Seguya attributes the increase in elephant population in Murchison Falls National Park to increased vigilance by the rangers and tight boundary controls. Uganda was labeled by CITES (Convention on International Trade in Endangered Species) in 2012 as one of the eight countries of primary concern in the ivory trade because of the volume of illegal ivory that had passed through Uganda.
While it is encouraging that elephant numbers are increasing, poaching remains a big challenge in Uganda and there is a need to remain vigilant. The discovery of illegally killed elephants in Queen Elizabeth Park recently means that Uganda is still not completely secure from poaching but the new survey results provide encouragement for conservationists when nearly every other country in Africa is showing drastic declines in numbers of elephants.
Elephants’ biggest enemies are the poachers (illegal hunters) who hunt it for its lucrative ivory. The current Act has weak laws and minimal fines for poachers. Government has through UWA amended the Act to have the poachers deterred due to the tight laws.

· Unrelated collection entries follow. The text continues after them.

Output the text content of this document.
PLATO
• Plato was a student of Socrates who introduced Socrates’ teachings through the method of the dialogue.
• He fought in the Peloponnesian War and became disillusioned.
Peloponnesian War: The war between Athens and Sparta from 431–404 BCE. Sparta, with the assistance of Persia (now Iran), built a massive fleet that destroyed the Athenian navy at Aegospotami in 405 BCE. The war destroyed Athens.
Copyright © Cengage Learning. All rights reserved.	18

Under the new amended Act, poachers (illegal hunters) caught will be sentenced to pro-longed jail terms ranging up to 20 years. While fines will be increased from the current UGX 1 million (USD250) to UGX 200m (USD$60,000)

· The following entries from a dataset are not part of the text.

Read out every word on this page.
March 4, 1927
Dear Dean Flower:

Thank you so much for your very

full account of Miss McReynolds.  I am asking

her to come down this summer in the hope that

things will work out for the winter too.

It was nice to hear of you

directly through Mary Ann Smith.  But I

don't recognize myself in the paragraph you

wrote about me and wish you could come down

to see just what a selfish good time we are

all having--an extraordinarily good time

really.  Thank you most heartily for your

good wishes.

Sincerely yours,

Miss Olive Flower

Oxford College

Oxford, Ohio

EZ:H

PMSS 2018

Stiffer punishments also await those involved in the illegal trade of wildlife products. The Investigator has learnt that under the proposed new wildlife Act any vehicle or cars used in transportation of ivory or wildlife products and any house or building used to keep or store the contraband will be surrendered to the state. Tourism State Minister Godfrey Ssubi Kiwanda acknowledged that the current Act needs amendment to address the poachers.
While meeting district leaders and parliamentarians from districts boarding the Murchison Falls National Park of Masindi, Nwoya, Kiryadongo, Bullisa, Nebbi and Oyam Kiwanda urged the leaders to engage their communities in desisting from poaching and encroaching on gazette park lands.

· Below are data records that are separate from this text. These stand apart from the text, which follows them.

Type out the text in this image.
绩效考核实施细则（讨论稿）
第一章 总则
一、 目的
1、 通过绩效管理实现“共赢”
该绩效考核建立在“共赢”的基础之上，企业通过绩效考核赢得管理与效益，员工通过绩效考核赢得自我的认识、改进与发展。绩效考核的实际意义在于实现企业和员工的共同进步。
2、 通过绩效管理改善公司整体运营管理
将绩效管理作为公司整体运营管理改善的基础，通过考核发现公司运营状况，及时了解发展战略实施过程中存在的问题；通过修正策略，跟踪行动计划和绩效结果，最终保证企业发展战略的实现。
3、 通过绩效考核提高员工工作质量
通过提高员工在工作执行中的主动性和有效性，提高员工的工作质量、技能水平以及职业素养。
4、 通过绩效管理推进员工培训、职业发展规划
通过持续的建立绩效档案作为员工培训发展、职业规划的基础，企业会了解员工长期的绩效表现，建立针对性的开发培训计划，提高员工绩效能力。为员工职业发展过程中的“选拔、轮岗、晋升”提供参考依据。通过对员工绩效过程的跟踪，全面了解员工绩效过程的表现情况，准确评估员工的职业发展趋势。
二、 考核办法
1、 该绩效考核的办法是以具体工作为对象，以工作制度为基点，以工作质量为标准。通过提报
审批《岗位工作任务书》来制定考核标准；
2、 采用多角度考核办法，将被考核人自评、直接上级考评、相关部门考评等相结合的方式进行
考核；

“As government plans to engage the surrounding park communities into better livelihoods and economic well being, we appeal that you (leaders) talk to them to desist from poaching,” said Kiwanda.
The leaders who included; Buliisa MP Stephen Mukitale Birahwa, Masindi Woman MP Jalia Bintu, Ongiertho Emmanuel (Jonam MP), Byahuka Geofrey Matongo the Bullisa district Vice chairperson and Simon Agaba Kinene the Buliisa district chairperson urged government to improve on the insfrastructure with and outside the parks so as to engage the locals better.
Tourism State Minister Kiwanda appealed to the leaders to sweet-talk the communities to reveal where they get their snares and poaching gears. “We are ready for peace talks. Lets engage the small scale industries making these traps, help us,” said Kiwanda.
UWA boss Dr. Andrew Seguya noted the in three years they (UWA) had seized over 7 tons of snares from poachers in Murchison Falls National Park alone.
“We have over seven tones of illegal gear used to trap wild animals in the park. We shall dispose them off as scrap to metal recycling. Others like wires that cannot be recycled will be cut into small pieces and buried,” said Seguya. He said the confiscation of such a huge volume of poaching gear had led to the reduction of illegal killing of wild animals in the park.
UWA assistant director, Murchison Falls Conservation Area, Tom Obong Okello said after the procurement process has been cleared the seized gears will be escorted to the recycling plants in Jinja by UWA guards to avoid them sneaking back into the community hands.